Philippe et David 51 ans et 46 ans, chef de projet internet et cadre informatique, pères de jumelles de 9 mois, Montreuil, (Seine-Saint-Denis)

Ph. : «En 1995, de retour des Etats-Unis, n'ayant pas envie de passer par la case bar gay, j'ai passé une annonce sur la Radio Fréquence gay : c'est comme cela que j'ai rencontré David, un grand aux yeux verts, 23 ans, étudiant habitant chez sa mère… C'était en mars, on a emménagé ensemble dès l'été suivant. Déjà à cette période, je trouvais insupportable d'avoir des droits de citoyen de seconde zone. Nous nous sommes donc pacsés dès le vote de la loi Jospin en 1999. Et mariés le 31 août 2013. On a très mal vécu l'avant-mariage. Tous les matins, quand je marchais dans mon quartier, je voyais les inscriptions "un papa, une maman" écrites au pochoir sur les trottoirs ; dans les médias, il y avait également une déferlante de haine des opposants. Mais j'ai été content que le projet soit défendu par une femme noire, elle-même victime de l'intolérance pour sa couleur de peau : Christiane Taubira.

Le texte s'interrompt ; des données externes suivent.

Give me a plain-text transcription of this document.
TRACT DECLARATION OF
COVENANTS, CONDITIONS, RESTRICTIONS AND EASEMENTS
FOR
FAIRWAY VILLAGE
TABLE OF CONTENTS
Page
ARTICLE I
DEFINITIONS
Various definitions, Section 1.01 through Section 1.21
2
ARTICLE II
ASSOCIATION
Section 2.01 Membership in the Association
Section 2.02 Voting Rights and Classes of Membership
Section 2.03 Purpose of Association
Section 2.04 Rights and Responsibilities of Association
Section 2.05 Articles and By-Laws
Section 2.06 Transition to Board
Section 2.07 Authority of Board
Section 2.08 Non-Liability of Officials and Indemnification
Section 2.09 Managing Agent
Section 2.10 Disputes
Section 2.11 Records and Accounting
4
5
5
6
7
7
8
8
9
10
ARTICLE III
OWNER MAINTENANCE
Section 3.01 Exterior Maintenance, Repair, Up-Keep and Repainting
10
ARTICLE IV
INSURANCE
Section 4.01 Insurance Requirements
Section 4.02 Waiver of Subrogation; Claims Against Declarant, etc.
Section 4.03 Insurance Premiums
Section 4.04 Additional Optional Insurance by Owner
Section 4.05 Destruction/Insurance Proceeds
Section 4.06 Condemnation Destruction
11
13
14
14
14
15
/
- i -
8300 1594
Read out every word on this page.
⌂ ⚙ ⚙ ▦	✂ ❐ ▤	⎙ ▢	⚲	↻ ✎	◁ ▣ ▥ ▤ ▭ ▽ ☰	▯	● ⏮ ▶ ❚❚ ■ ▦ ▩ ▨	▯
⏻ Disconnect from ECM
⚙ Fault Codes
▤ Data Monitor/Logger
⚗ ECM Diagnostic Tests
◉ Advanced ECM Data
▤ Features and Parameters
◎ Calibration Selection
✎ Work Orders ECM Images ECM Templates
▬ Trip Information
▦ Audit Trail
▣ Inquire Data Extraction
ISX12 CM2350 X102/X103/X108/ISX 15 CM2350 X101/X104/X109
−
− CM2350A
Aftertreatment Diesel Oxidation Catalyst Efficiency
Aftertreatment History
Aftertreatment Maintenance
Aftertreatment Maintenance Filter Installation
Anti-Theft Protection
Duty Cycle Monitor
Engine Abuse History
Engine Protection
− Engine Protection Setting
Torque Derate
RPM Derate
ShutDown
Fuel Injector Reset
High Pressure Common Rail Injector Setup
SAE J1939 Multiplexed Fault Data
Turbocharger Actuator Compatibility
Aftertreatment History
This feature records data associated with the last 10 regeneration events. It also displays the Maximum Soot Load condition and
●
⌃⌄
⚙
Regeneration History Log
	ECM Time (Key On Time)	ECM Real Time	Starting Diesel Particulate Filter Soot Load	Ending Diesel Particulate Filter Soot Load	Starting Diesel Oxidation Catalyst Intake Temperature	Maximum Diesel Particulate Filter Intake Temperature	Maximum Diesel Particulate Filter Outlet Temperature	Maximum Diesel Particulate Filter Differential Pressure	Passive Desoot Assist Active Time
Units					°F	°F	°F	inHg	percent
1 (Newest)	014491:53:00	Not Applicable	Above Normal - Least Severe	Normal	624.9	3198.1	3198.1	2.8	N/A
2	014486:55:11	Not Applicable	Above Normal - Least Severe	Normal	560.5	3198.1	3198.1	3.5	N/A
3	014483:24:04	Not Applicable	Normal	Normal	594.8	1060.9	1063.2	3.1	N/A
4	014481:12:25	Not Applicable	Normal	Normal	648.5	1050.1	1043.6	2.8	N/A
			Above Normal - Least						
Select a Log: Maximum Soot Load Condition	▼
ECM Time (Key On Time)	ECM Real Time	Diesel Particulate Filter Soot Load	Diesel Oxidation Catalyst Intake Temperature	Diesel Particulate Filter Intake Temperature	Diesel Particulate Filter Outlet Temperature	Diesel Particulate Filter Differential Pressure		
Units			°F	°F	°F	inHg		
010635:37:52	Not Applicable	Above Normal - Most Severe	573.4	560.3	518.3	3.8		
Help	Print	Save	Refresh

«Nous avions fixé la date du mariage à l'avance et, le jour du vote de la loi, nous avons tout organisé dans la panique. Le choix des costumes, le lieu de la fête, les faire-part… Nous avions décidé de marcher depuis chez nous, dans le XVIIIe arrondissement de Paris, jusqu'à la mairie : environ vingt minutes à pied. Nous étions tous les deux en costumes trois-pièces, avec nœud papillon et orchidée au veston. Comme nous avions prévu un voyage de noces à Hawaï, nous avons demandé à Jacob, mon neveu de 5 ans, de distribuer à tous les invités qui nous accompagnaient des colliers de fleurs. Et nous avons eu la fierté de marcher tous ensemble ainsi vers la mairie, dans une sorte de procession assez drôle et avec le regard des passants presque tous bienveillants. Une belle revanche après le calvaire infligé par les antimariage.

«Pendant la cérémonie, nous sommes arrivés dans la salle avec nos pères et mères aux bras, avec pour musique de fond l'Eté indien de Joe Dassin. L'adjointe au maire était un peu larguée. Elle a demandé à David s'il voulait bien me prendre pour épouse. J'ai fait remarquer qu'il y avait erreur, éclat de rire général. Elle a recommencé son discours depuis le début. Quand nous avons échangé nos bagues, j'avais la larme à l'œil. Dans ma famille, on est quatre garçons. Pour l'instant, je suis le seul à avoir fait une vraie fête de mariage, durant laquelle j'ai fait danser ma mère. Un souvenir inoubliable.»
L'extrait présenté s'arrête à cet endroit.